My little brother Kyle is one of my favorite people in the world, and it wasn’t too surprising to hear him laughing like that mentally handicapped hyena on The Lion King. He was all by himself in front of the television.
I rush into the living room to jump in on the fun and see him watching a show called Tosh.0 where the host makes fun of various You-Tube videos found online. This one was playing.
“I wanted to do hood rat stuff with my friend.” “He smokes real cigarettes.” “I yanked it…I yanked the uh thing.” And my absolute favorite, “I do it cuz it’s fun, fun to do bad things.” (Watch his shoulder go up in an ‘I do what I want’ kind of way when he says it.) This sole video has become Cameron and my favorite past-time. It’s easy to lighten any mood by doing a little shoulder raise and saying “I like to do bad things.” That quote has also become so frequent, that many think it’s an inside joke…well I’ll tell ya what. You are now on the inside.

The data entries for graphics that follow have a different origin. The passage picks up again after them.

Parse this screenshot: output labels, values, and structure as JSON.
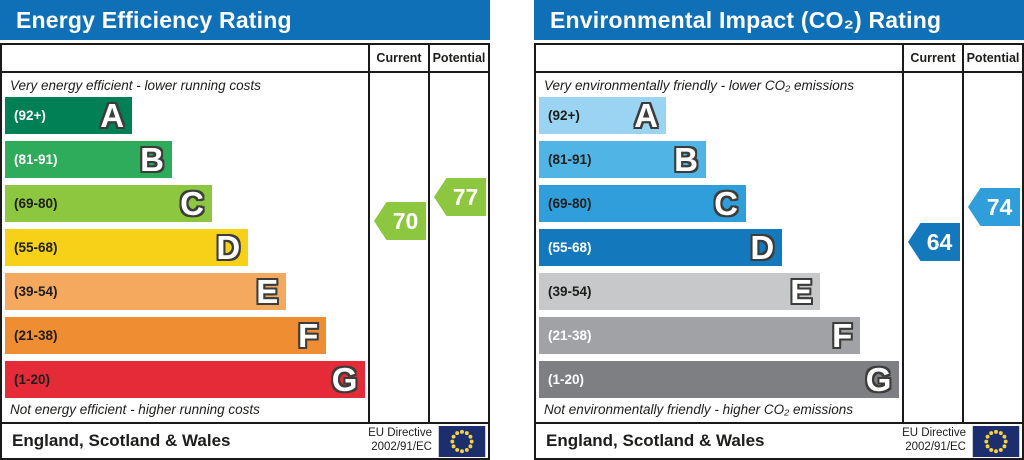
{
  "colors": {
    "header_bg": "#0f70b8",
    "table_border": "#1a1a1a",
    "flag_navy": "#1c2e6e",
    "flag_star": "#f6d33c"
  },
  "chart_data": [
    {
      "type": "bar",
      "title": "Energy Efficiency Rating",
      "top_caption": "Very energy efficient - lower running costs",
      "bottom_caption": "Not energy efficient - higher running costs",
      "categories": [
        "A",
        "B",
        "C",
        "D",
        "E",
        "F",
        "G"
      ],
      "bands": [
        {
          "letter": "A",
          "range": "(92+)",
          "color": "#008054",
          "width_pct": 35,
          "label_color": "#ffffff"
        },
        {
          "letter": "B",
          "range": "(81-91)",
          "color": "#2eac5b",
          "width_pct": 46,
          "label_color": "#ffffff"
        },
        {
          "letter": "C",
          "range": "(69-80)",
          "color": "#8dc63f",
          "width_pct": 57,
          "label_color": "#1d1d1b"
        },
        {
          "letter": "D",
          "range": "(55-68)",
          "color": "#f7d117",
          "width_pct": 67,
          "label_color": "#1d1d1b"
        },
        {
          "letter": "E",
          "range": "(39-54)",
          "color": "#f5a95f",
          "width_pct": 77.5,
          "label_color": "#1d1d1b"
        },
        {
          "letter": "F",
          "range": "(21-38)",
          "color": "#ef8d33",
          "width_pct": 88.5,
          "label_color": "#1d1d1b"
        },
        {
          "letter": "G",
          "range": "(1-20)",
          "color": "#e52a38",
          "width_pct": 99.3,
          "label_color": "#1d1d1b"
        }
      ],
      "current": {
        "label": "Current",
        "value": 70,
        "color": "#8dc63f"
      },
      "potential": {
        "label": "Potential",
        "value": 77,
        "color": "#8dc63f"
      },
      "footer_region": "England, Scotland & Wales",
      "footer_directive": [
        "EU Directive",
        "2002/91/EC"
      ]
    },
    {
      "type": "bar",
      "title": "Environmental Impact (CO₂) Rating",
      "top_caption": "Very environmentally friendly - lower CO₂ emissions",
      "bottom_caption": "Not environmentally friendly - higher CO₂ emissions",
      "categories": [
        "A",
        "B",
        "C",
        "D",
        "E",
        "F",
        "G"
      ],
      "bands": [
        {
          "letter": "A",
          "range": "(92+)",
          "color": "#9bd4f3",
          "width_pct": 35,
          "label_color": "#1d1d1b"
        },
        {
          "letter": "B",
          "range": "(81-91)",
          "color": "#50b5e4",
          "width_pct": 46,
          "label_color": "#1d1d1b"
        },
        {
          "letter": "C",
          "range": "(69-80)",
          "color": "#2f9edb",
          "width_pct": 57,
          "label_color": "#1d1d1b"
        },
        {
          "letter": "D",
          "range": "(55-68)",
          "color": "#1478bd",
          "width_pct": 67,
          "label_color": "#ffffff"
        },
        {
          "letter": "E",
          "range": "(39-54)",
          "color": "#c7c8ca",
          "width_pct": 77.5,
          "label_color": "#1d1d1b"
        },
        {
          "letter": "F",
          "range": "(21-38)",
          "color": "#a0a2a5",
          "width_pct": 88.5,
          "label_color": "#ffffff"
        },
        {
          "letter": "G",
          "range": "(1-20)",
          "color": "#7d7f83",
          "width_pct": 99.3,
          "label_color": "#ffffff"
        }
      ],
      "current": {
        "label": "Current",
        "value": 64,
        "color": "#1478bd"
      },
      "potential": {
        "label": "Potential",
        "value": 74,
        "color": "#2f9edb"
      },
      "footer_region": "England, Scotland & Wales",
      "footer_directive": [
        "EU Directive",
        "2002/91/EC"
      ]
    }
  ]
}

Last Thursday, Cameron and I drove down to Utah to go to his friend Emily’s reception. The decor was beautiful, the food was divine, and there was even a comfy couch in the ballroom that we got all to ourselves. We were engaging in our typical routine, scouting out the people, making fun of any weird gestures, mannerisms, or outfits, and then the moment arose. The crucial moment when we saw…
We saw the hood rat walking around the ballroom, hands in his pockets, a huge bag of candy hanging out of one. We both turned to each other and without a word, we knew he was up to no good, we knew he was wanted to do something “fun”. After fifteen minutes of watching him roam in and out of each dancing group, go into the dining area, and come back to repeat, we noticed that not once did an adult-or anyone for that matter-come talk to Latarion. It was obvious to see that he came all by himself. It was obvious to see that he was the 7-year-old wedding crasher.
We had to talk to him, we had to see if he would PLEASE just quote a little “hoodrat” talk for us, so we signaled him over. He looked around, behind, and realized that it was him that we wanted, so he came over, walking very slow, wary, and careful. “What’s your name?” we asked him. “Jake. I mean Jacob.” His voice sounded EXACTLY like Latarion’s, so we knew that was his decoy name. He was wearing a Star Wars shirt, so we asked him if he knew all the characters and which ones he liked. He shrugged his shoulders and wouldn’t say a word. He felt interrogated and could tell we were on to his mischief so he spun on a dime and left us mid-question. He would make his rounds a few more times, hands still glued into his pockets, and we would repeatedly signal him over to us. He looked me in the eye, looked away, looked back, and did that signature shoulder raise that I had studied over and over. It was him. It was great. And it was the last we saw of Latarion “Jake” Milton.